What exactly is quantum computing?  Quantum computing is related to quantum mechanics, based on principles such as superposition and entanglement, that allows much more complex calculations to be done than classic computers.  Essentially, in simple terms, it allows for vastly faster and more complex processing built on layers of computing, in something of the way 3-D chess expands and deepens standard chess. Where classical bits are expressed as 0 or 1, quantum bits, known as qubits, can operate at different levels simultaneously.

Overall, the Budget’s large investments in AI and quantum computing appear to be a commitment to this newest stage of a technological revolution, that puts Canada in a place where it can play a part in the burgeoning applications of AI and quantum computing and stimulate economic growth and civil and defence sovereignty.

We might consider investments in AI and quantum as bets on the latest technologies that require supports from science and from innovation. There has been a trend in recent years (almost back to the days of the Special Senate Committee on Science Policy or Lamontagne Report) to talk about science and innovation as two sides of the same coin. Yet, they are distinct activities with distinct inputs that produce different results. That distinction is alive and well in the 2025 federal budget which includes language that recognizes the distinct functions of research, science, and innovation and identifies investments in ways that may help each to grow and thrive in the Carney government’s vision of Canada. For example, those watching for science- and research-focused announcements will note the granting councils remain relatively untouched by the cuts (when we consider the investments made in the councils last year), and in fact they might come out ahead. Budget 2025 also includes investments in the Elevate IP program, IP Assist program, and for the Canada Foundation for Innovation.

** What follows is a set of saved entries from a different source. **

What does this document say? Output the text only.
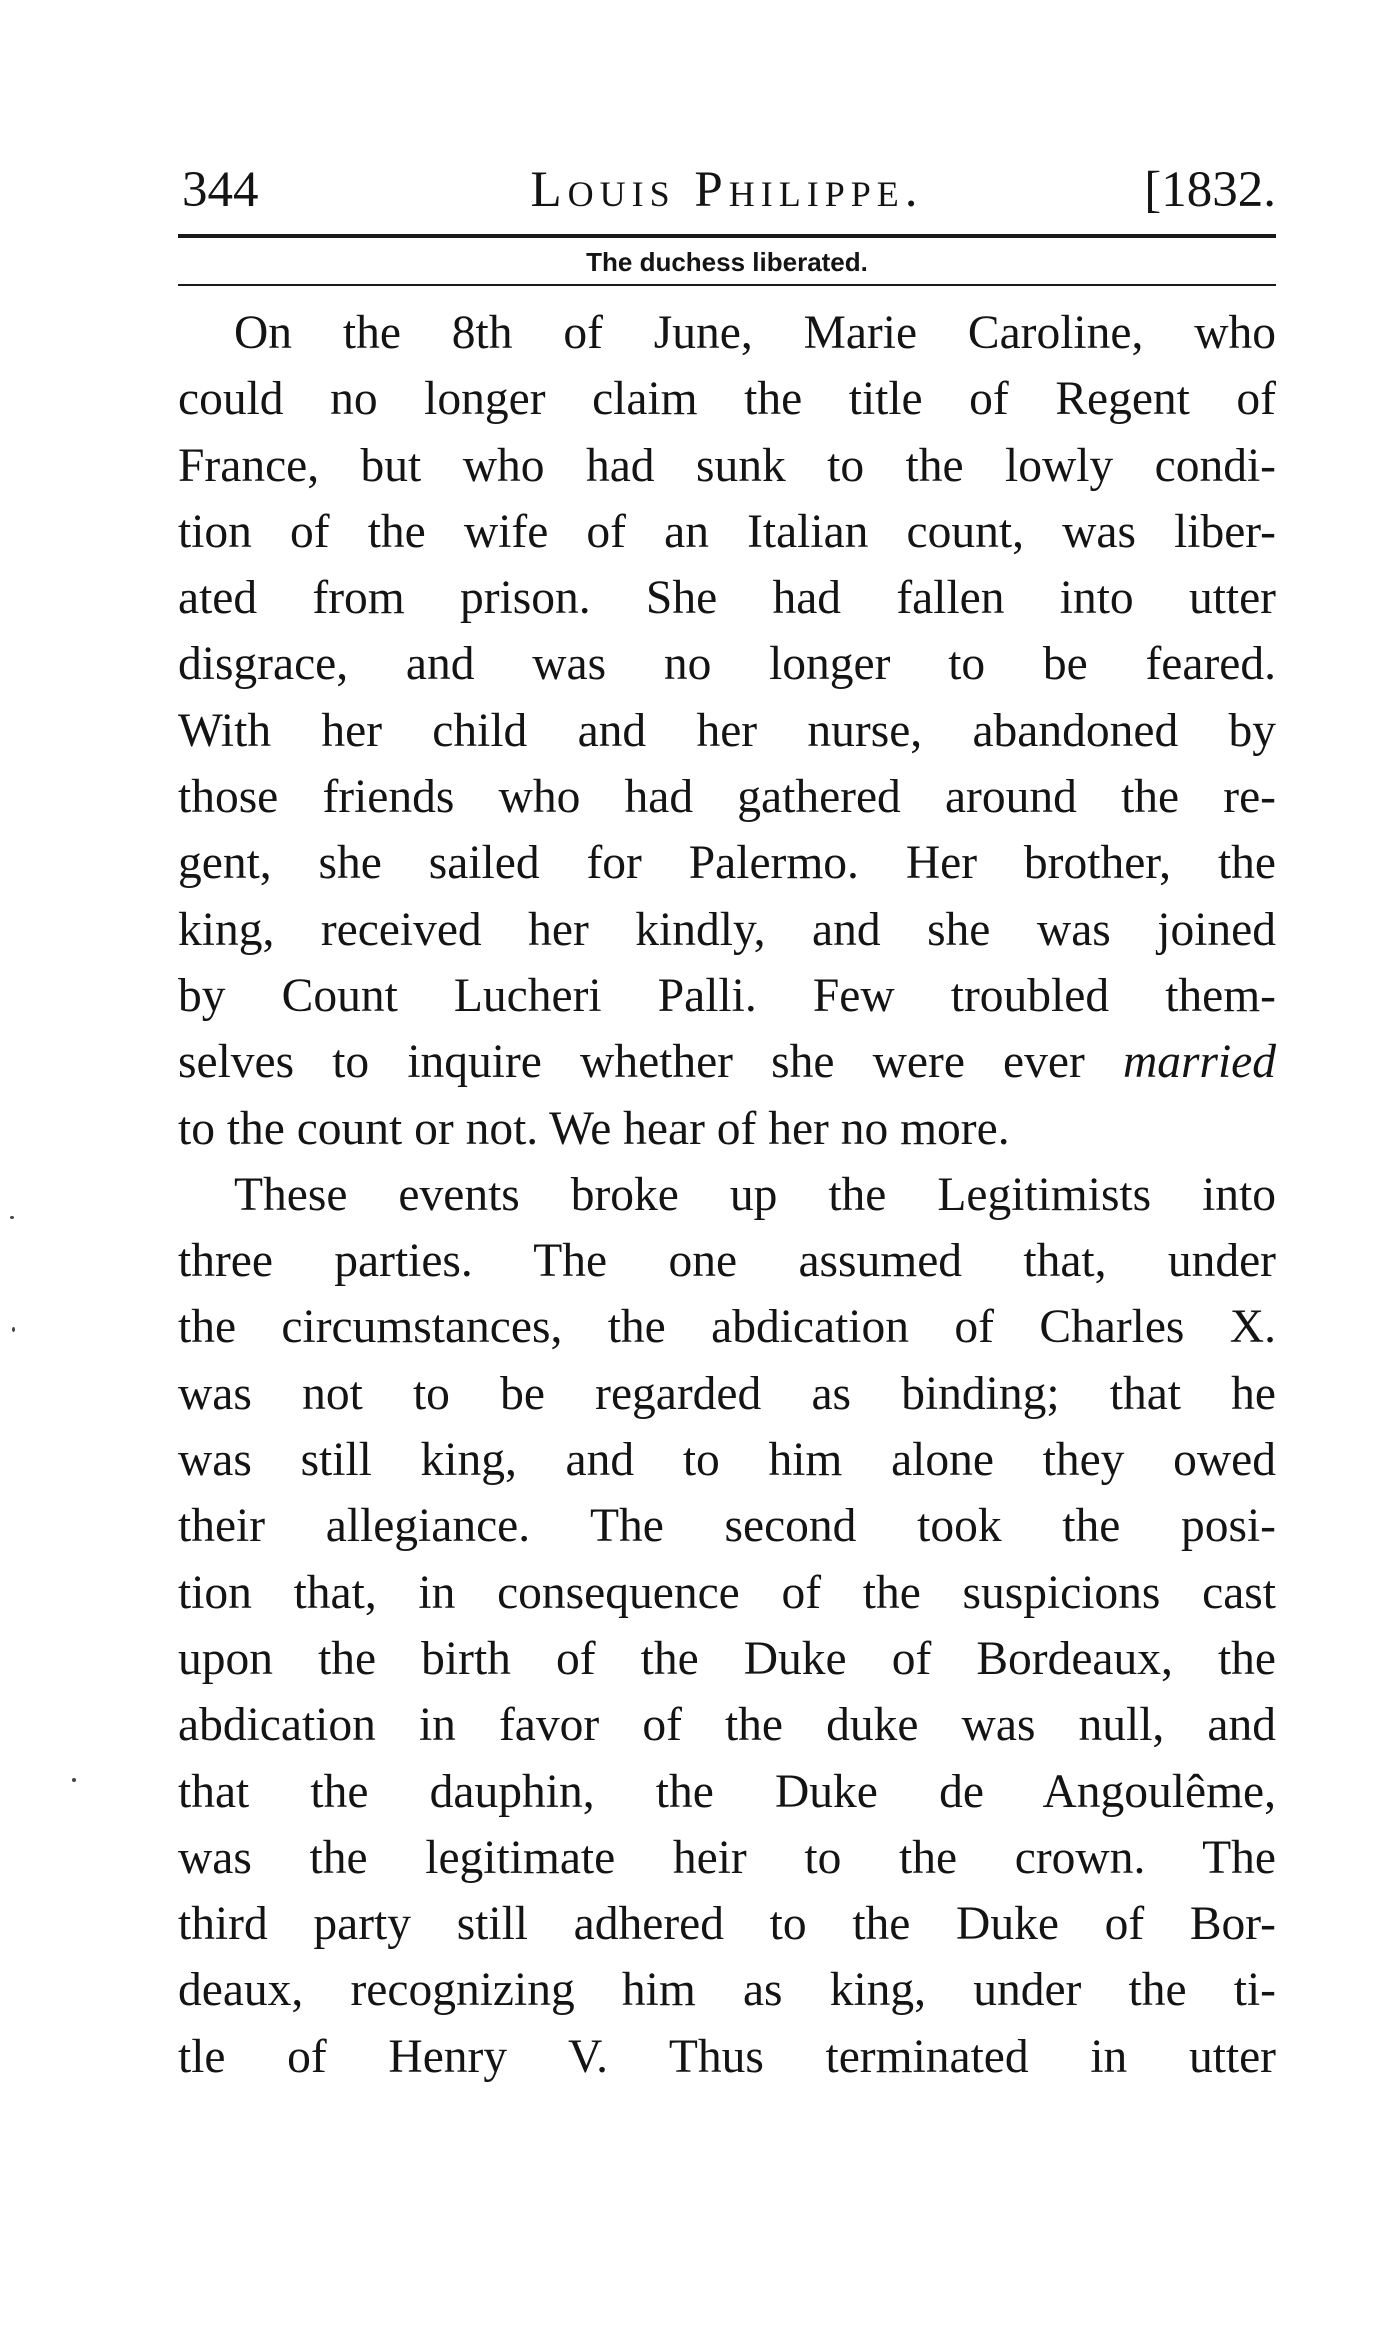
344	Louis Philippe.	[1832.
The duchess liberated.
On the 8th of June, Marie Caroline, who
could no longer claim the title of Regent of
France, but who had sunk to the lowly condi-
tion of the wife of an Italian count, was liber-
ated from prison. She had fallen into utter
disgrace, and was no longer to be feared.
With her child and her nurse, abandoned by
those friends who had gathered around the re-
gent, she sailed for Palermo. Her brother, the
king, received her kindly, and she was joined
by Count Lucheri Palli. Few troubled them-
selves to inquire whether she were ever married
to the count or not. We hear of her no more.
These events broke up the Legitimists into
three parties. The one assumed that, under
the circumstances, the abdication of Charles X.
was not to be regarded as binding; that he
was still king, and to him alone they owed
their allegiance. The second took the posi-
tion that, in consequence of the suspicions cast
upon the birth of the Duke of Bordeaux, the
abdication in favor of the duke was null, and
that the dauphin, the Duke de Angoulême,
was the legitimate heir to the crown. The
third party still adhered to the Duke of Bor-
deaux, recognizing him as king, under the ti-
tle of Henry V. Thus terminated in utter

There is also a reference to implementing capstone which could solve some longstanding challenges with multidisciplinary research funding in this country.

On the innovation side, investments such as the Buy Canada program, Innovation Partnership Program, the Canadian Technology Accelerator, and many other budget references, are clear attempts to target Canada’s longstanding challenges with the valley of death (commercializing invention to realize social and or economic innovation) and technology adoption to improve productivity.

While the ultimate success of the Carney Government may depend on the willingness of the private sector to lean in on the country’s innovation, productivity, and economic transformation agenda much is also being asked of the public service to transform itself during a period of some restraint.  Budget 2025 will have far reaching consequences on the size, structure and ambition of the public sector for years to come. So, starting where we began we ask what strategic direction does Budget 2025 signal? IOG’s recent series on nation building discussed the role of each prime minister as a nation builder in their own right, and loosely categorized prime ministers into nation builders that focused on either infrastructure or policy and values. Prime Minister Carney has identified himself in the former category which opens the door for governance questions about direction and vision. The consistent vision so far is one of Carney the Builder or perhaps Carney the Ambitious. The details, however, remain to be filled in, and the gap between ambition and successful execution has foiled many an ambitious government in the past. Successful execution, notably the leveraging of private capital is key to this government plan and its future value proposition to Canadians.